Although Ghana had a troubled beginning as a nation, for more than a decade the country has enjoyed stability and economic growth. Obama's address spoke of hope for spreading democracy across Africa, and for reducting disease and poverty.

“These things can only be done if you take responsibility for your future,” Obama told the Ghanian parliament. “And it won’t be easy. It will take time and effort. There will be suffering and setbacks. But I can promise you this: America will be with you every step of the way, as a partner, as a friend.” Obama's father was a Kenyan goat herder and worked for the British during colonial times. His father came to the United States to study where he met and married Obama's mother, also a student, in Hawai'i.

Obama's visit to slave castle

The president brought his wife, Michelle and their daughters, Malia and Sasha to an infamous former slave trading depot on Ghana's coast. Michelle' Obama's earliest known ancestor, Jim Robinson, was born as a slave in the 1850s in South Carolina.

“Obviously, it’s a moving experience, a moving moment,” Obama said while visiting the site. “As painful as it is, I think that it helps to teach all of us that we have to do what we can to fight against the kinds of evils that, sadly, still exist in our world.”

Obama's speech stressed the need for Africa to give up the tradition of autocratic leaders and develop a more holistic approach instead: “Africa doesn’t need strongmen. It needs strong institutions." Obama's call for responsibility is not new -- many other Western leaders have done the same before -- but this is the first African American president to make the appeal.

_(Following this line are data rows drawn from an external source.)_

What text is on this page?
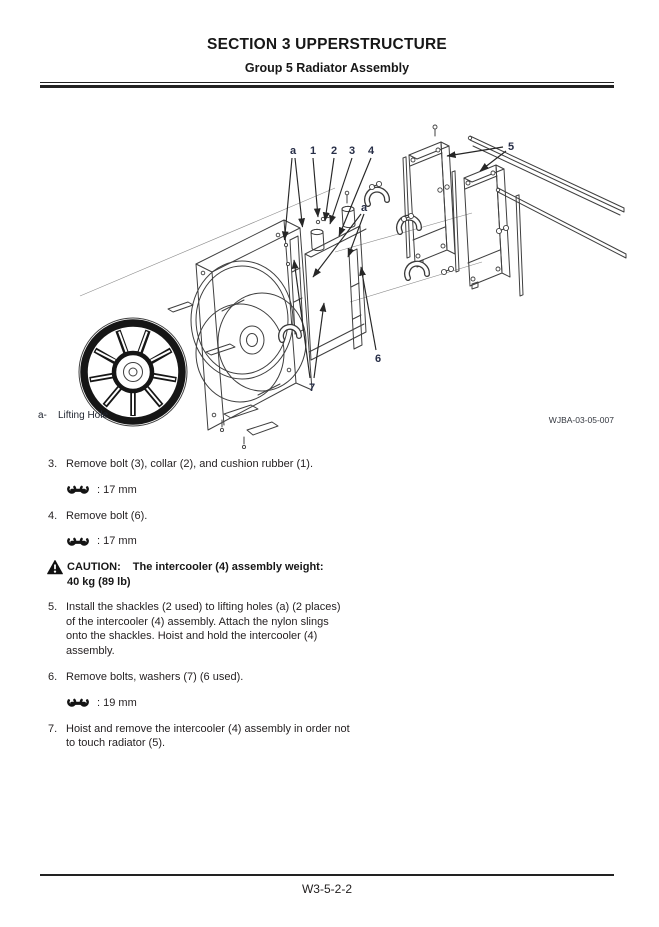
SECTION 3 UPPERSTRUCTURE
Group 5 Radiator Assembly
a 1 2 3 4
a
5
6
7
a- Lifting Hole	WJBA-03-05-007
3. Remove bolt (3), collar (2), and cushion rubber (1).
: 17 mm
4. Remove bolt (6).
: 17 mm
CAUTION: The intercooler (4) assembly weight:
40 kg (89 lb)
5. Install the shackles (2 used) to lifting holes (a) (2 places) of the intercooler (4) assembly. Attach the nylon slings onto the shackles. Hoist and hold the intercooler (4) assembly.
6. Remove bolts, washers (7) (6 used).
: 19 mm
7. Hoist and remove the intercooler (4) assembly in order not to touch radiator (5).
W3-5-2-2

“I have the blood of Africa within me, and my family’s own story encompasses both the tragedies and triumphs of the larger African story. Some of you know my grandfather was a cook for the British in Kenya, and though he was a respected elder in his village, his employers called him boy for much of his life," Obama said noting how Africa can emulate his own family's success. “You can do that. Yes, you can. Because in this moment, history is on the move.”

Before his visit to Africa, Obama called on developed nations to raise $20 billion over three years to help fight hunger, and to teach better food independence in the continent. Obama's speech however contained little in terms of specific help that America would offer African nations.

1 comment:

AB said...

Unfortunately, I have to say I disagree with Obama's stance on Africa. For a man who claims greater literacy on African issues than his predecessors, it is sad that he is offering more of the same.